Preference Example value Output Description
intl.date_time.pattern_override.date_short yyyy-MM-dd 2025-12-31 Short date
intl.date_time.pattern_override.date_medium Medium date
intl.date_time.pattern_override.date_long Long date
intl.date_time.pattern_override.date_full Full date
intl.date_time.pattern_override.time_short HH:mm 09:59 Short time
intl.date_time.pattern_override.time_medium Medium time
intl.date_time.pattern_override.time_long Long time
intl.date_time.pattern_override.time_full Full time
Note:
  • For the preference values, you need to use valid Unicode date field symbols like yyyy-MM-dd, as listed in the Date Field Symbol Table.

The most useful preferences are intl.date_time.pattern_override.date_short and intl.date_time.pattern_override.time_short. For example, these preferences are used to construct the date/time stamps in message reader, in combination with intl.date_time.pattern_override.connector_short described below.

You can use Thunderbird's inbuilt config editor to create these prefs:

  • > Preferences > General > Config Editor... button at the very bottom.
  • Type the full name of the pref which you want to create into the search box, for example intl.date_time.pattern_override.date_short. As the pref does not exist, it will show up in the results list as a new pref which you can create by first selecting (•) String and then using the the + button.
  • It will then ask you for a value, and you can enter your preferred format pattern, like yyyy-MM-dd (you can always edit the value again later).

Then do the same by analogy for intl.date_time.pattern_override.time_short.

Remember to restart Thunderbird for your custom date and time format preferences to take effect!

Change the date/time connector (e.g. from comma to space)

You might also want to change that Thunderbird will typically connect date and time with a comma. First you need to create a preference called intl.date_time.pattern_override.connector_short.

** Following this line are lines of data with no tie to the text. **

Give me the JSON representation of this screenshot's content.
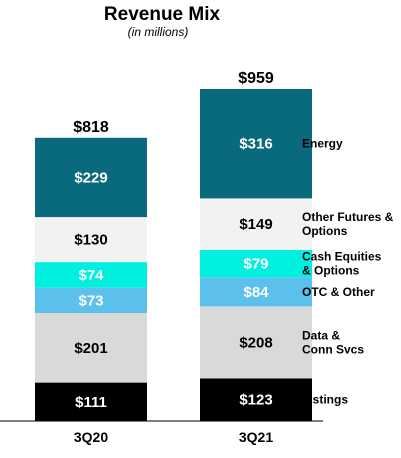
{
  "chart_data": {
    "type": "bar",
    "stacked": true,
    "title": "Revenue Mix",
    "subtitle": "(in millions)",
    "categories": [
      "3Q20",
      "3Q21"
    ],
    "totals": [
      "$818",
      "$959"
    ],
    "total_values": [
      818,
      959
    ],
    "series": [
      {
        "name": "Listings",
        "values": [
          111,
          123
        ],
        "labels": [
          "$111",
          "$123"
        ],
        "color": "#000000",
        "label_color": "#ffffff"
      },
      {
        "name": "Data &\nConn Svcs",
        "values": [
          201,
          208
        ],
        "labels": [
          "$201",
          "$208"
        ],
        "color": "#d9d9d9",
        "label_color": "#000000"
      },
      {
        "name": "OTC & Other",
        "values": [
          73,
          84
        ],
        "labels": [
          "$73",
          "$84"
        ],
        "color": "#5bc0eb",
        "label_color": "#ffffff"
      },
      {
        "name": "Cash Equities\n& Options",
        "values": [
          74,
          79
        ],
        "labels": [
          "$74",
          "$79"
        ],
        "color": "#00f0e0",
        "label_color": "#ffffff"
      },
      {
        "name": "Other Futures &\nOptions",
        "values": [
          130,
          149
        ],
        "labels": [
          "$130",
          "$149"
        ],
        "color": "#f2f2f2",
        "label_color": "#000000"
      },
      {
        "name": "Energy",
        "values": [
          229,
          316
        ],
        "labels": [
          "$229",
          "$316"
        ],
        "color": "#09697d",
        "label_color": "#ffffff"
      }
    ],
    "legend_position": "right",
    "grid": false
  }
}
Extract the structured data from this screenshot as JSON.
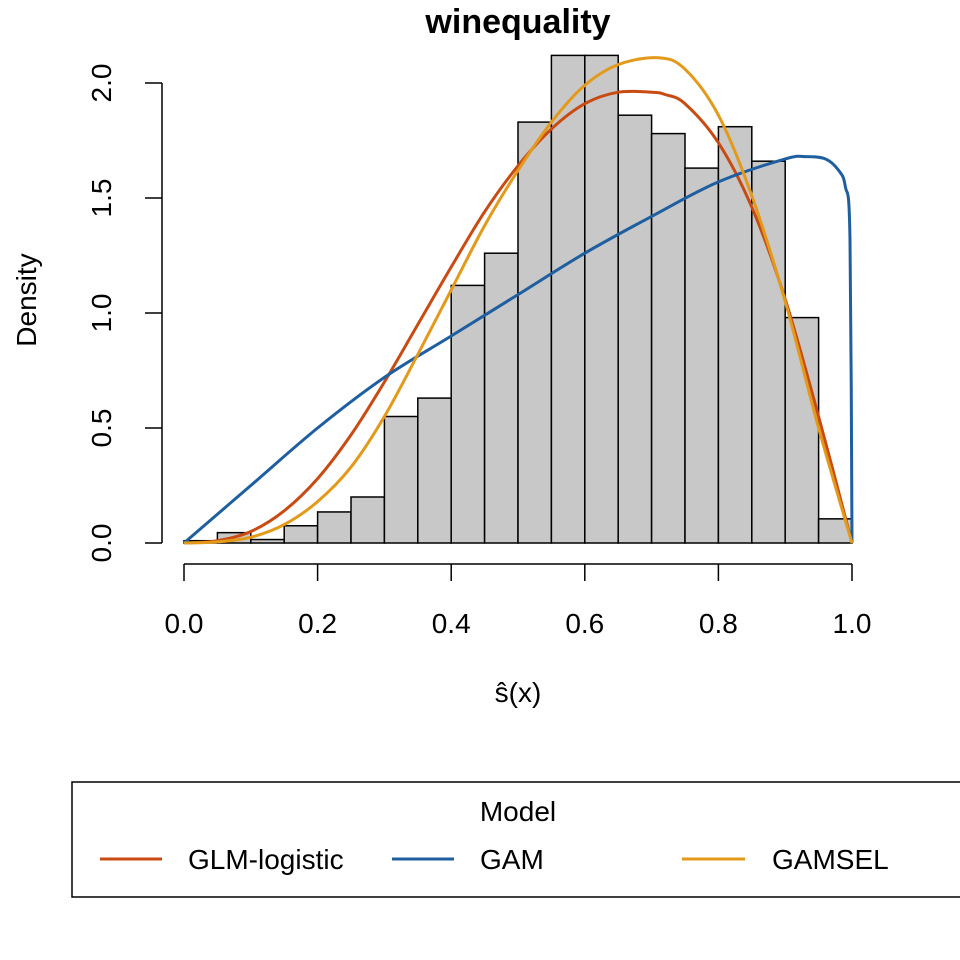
{
  "chart_data": {
    "type": "bar",
    "title": "winequality",
    "xlabel": "ŝ(x)",
    "ylabel": "Density",
    "xlim": [
      0,
      1
    ],
    "ylim": [
      0,
      2.2
    ],
    "x_ticks": [
      "0.0",
      "0.2",
      "0.4",
      "0.6",
      "0.8",
      "1.0"
    ],
    "y_ticks": [
      "0.0",
      "0.5",
      "1.0",
      "1.5",
      "2.0"
    ],
    "grid": false,
    "histogram": {
      "bin_width": 0.05,
      "bin_starts": [
        0.0,
        0.05,
        0.1,
        0.15,
        0.2,
        0.25,
        0.3,
        0.35,
        0.4,
        0.45,
        0.5,
        0.55,
        0.6,
        0.65,
        0.7,
        0.75,
        0.8,
        0.85,
        0.9,
        0.95
      ],
      "values": [
        0.01,
        0.045,
        0.015,
        0.075,
        0.135,
        0.2,
        0.55,
        0.63,
        1.12,
        1.26,
        1.83,
        2.12,
        2.12,
        1.86,
        1.78,
        1.63,
        1.81,
        1.66,
        0.98,
        0.105
      ],
      "fill": "#c8c8c8"
    },
    "series": [
      {
        "name": "GLM-logistic",
        "type": "line",
        "color": "#c94b12",
        "x": [
          0.0,
          0.05,
          0.1,
          0.15,
          0.2,
          0.25,
          0.3,
          0.35,
          0.4,
          0.45,
          0.5,
          0.55,
          0.6,
          0.65,
          0.7,
          0.72,
          0.75,
          0.8,
          0.85,
          0.9,
          0.95,
          1.0
        ],
        "y": [
          0.0,
          0.01,
          0.05,
          0.14,
          0.28,
          0.47,
          0.7,
          0.95,
          1.2,
          1.44,
          1.64,
          1.8,
          1.91,
          1.96,
          1.96,
          1.95,
          1.91,
          1.74,
          1.46,
          1.06,
          0.55,
          0.0
        ]
      },
      {
        "name": "GAM",
        "type": "line",
        "color": "#1f5fa0",
        "x": [
          0.0,
          0.1,
          0.2,
          0.3,
          0.4,
          0.5,
          0.6,
          0.7,
          0.8,
          0.9,
          0.93,
          0.96,
          0.98,
          0.99,
          0.997,
          1.0
        ],
        "y": [
          0.0,
          0.25,
          0.5,
          0.72,
          0.9,
          1.08,
          1.26,
          1.42,
          1.57,
          1.67,
          1.68,
          1.67,
          1.62,
          1.55,
          1.32,
          0.0
        ]
      },
      {
        "name": "GAMSEL",
        "type": "line",
        "color": "#e39a1a",
        "x": [
          0.0,
          0.05,
          0.1,
          0.15,
          0.2,
          0.25,
          0.3,
          0.35,
          0.4,
          0.45,
          0.5,
          0.55,
          0.6,
          0.65,
          0.71,
          0.75,
          0.8,
          0.85,
          0.9,
          0.95,
          1.0
        ],
        "y": [
          0.0,
          0.005,
          0.025,
          0.08,
          0.18,
          0.33,
          0.55,
          0.82,
          1.1,
          1.38,
          1.62,
          1.83,
          1.99,
          2.08,
          2.11,
          2.06,
          1.86,
          1.51,
          1.05,
          0.5,
          0.0
        ]
      }
    ],
    "legend": {
      "title": "Model",
      "placement": "bottom",
      "entries": [
        "GLM-logistic",
        "GAM",
        "GAMSEL"
      ]
    }
  }
}
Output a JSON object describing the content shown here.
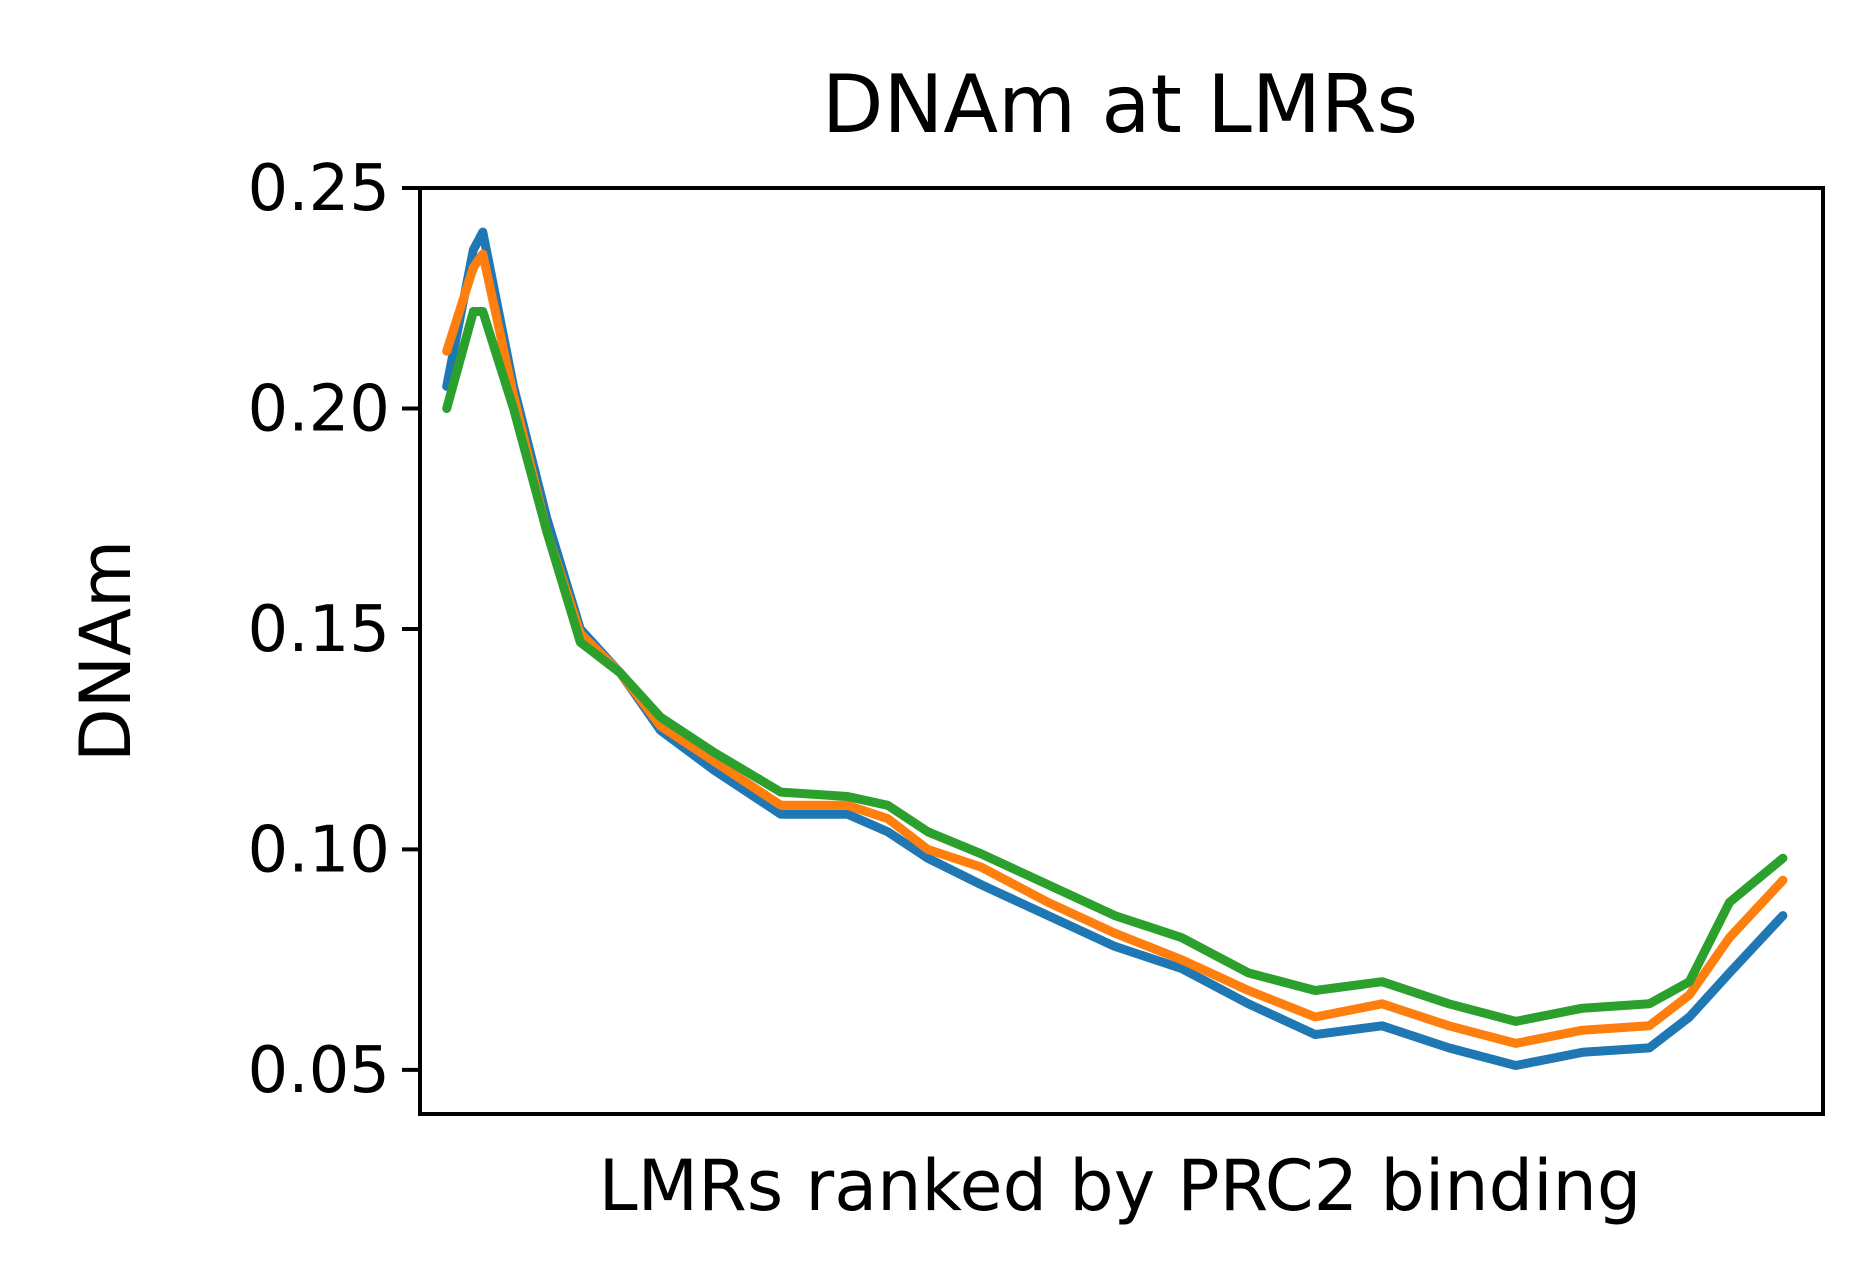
{
  "chart_data": {
    "type": "line",
    "title": "DNAm at LMRs",
    "xlabel": "LMRs ranked by PRC2 binding",
    "ylabel": "DNAm",
    "xlim": [
      -0.02,
      1.03
    ],
    "ylim": [
      0.04,
      0.25
    ],
    "yticks": [
      "0.05",
      "0.10",
      "0.15",
      "0.20",
      "0.25"
    ],
    "xticks": [],
    "grid": false,
    "legend": "none",
    "colors": [
      "#1f77b4",
      "#ff7f0e",
      "#2ca02c"
    ],
    "x": [
      0,
      0.02,
      0.027,
      0.05,
      0.075,
      0.1,
      0.13,
      0.16,
      0.2,
      0.25,
      0.3,
      0.33,
      0.36,
      0.4,
      0.45,
      0.5,
      0.55,
      0.6,
      0.65,
      0.7,
      0.75,
      0.8,
      0.85,
      0.9,
      0.93,
      0.96,
      1.0
    ],
    "series": [
      {
        "values": [
          0.205,
          0.236,
          0.24,
          0.205,
          0.175,
          0.15,
          0.14,
          0.127,
          0.118,
          0.108,
          0.108,
          0.104,
          0.098,
          0.092,
          0.085,
          0.078,
          0.073,
          0.065,
          0.058,
          0.06,
          0.055,
          0.051,
          0.054,
          0.055,
          0.062,
          0.072,
          0.085
        ]
      },
      {
        "values": [
          0.213,
          0.232,
          0.235,
          0.203,
          0.172,
          0.149,
          0.14,
          0.128,
          0.12,
          0.11,
          0.11,
          0.107,
          0.1,
          0.096,
          0.088,
          0.081,
          0.075,
          0.068,
          0.062,
          0.065,
          0.06,
          0.056,
          0.059,
          0.06,
          0.067,
          0.08,
          0.093
        ]
      },
      {
        "values": [
          0.2,
          0.222,
          0.222,
          0.2,
          0.172,
          0.147,
          0.14,
          0.13,
          0.122,
          0.113,
          0.112,
          0.11,
          0.104,
          0.099,
          0.092,
          0.085,
          0.08,
          0.072,
          0.068,
          0.07,
          0.065,
          0.061,
          0.064,
          0.065,
          0.07,
          0.088,
          0.098
        ]
      }
    ]
  }
}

The connector preference value must have date and time placeholders in curly brackets.

  • Date: {1}
  • Time: {0}
  • Any regular display text must be single-quoted to avoid parsing and truncated display, but some simple characters like space ( ) or comma (,) work without quoting.
  • Apparently the format follows the Date-Time Combination Examples.

Some examples:

intl.date_time.pattern_override.connector_short = {1} {0} (single space between placeholders)
Result for the short date and short time combination (as used in message display): 2021-06-24 21:00


intl.date_time.pattern_override.connector_short = {1}'T'{0}
Result for the short date and short time combination: 2021-06-24T21:00

You need to restart Thunderbird for your new connector to take effect!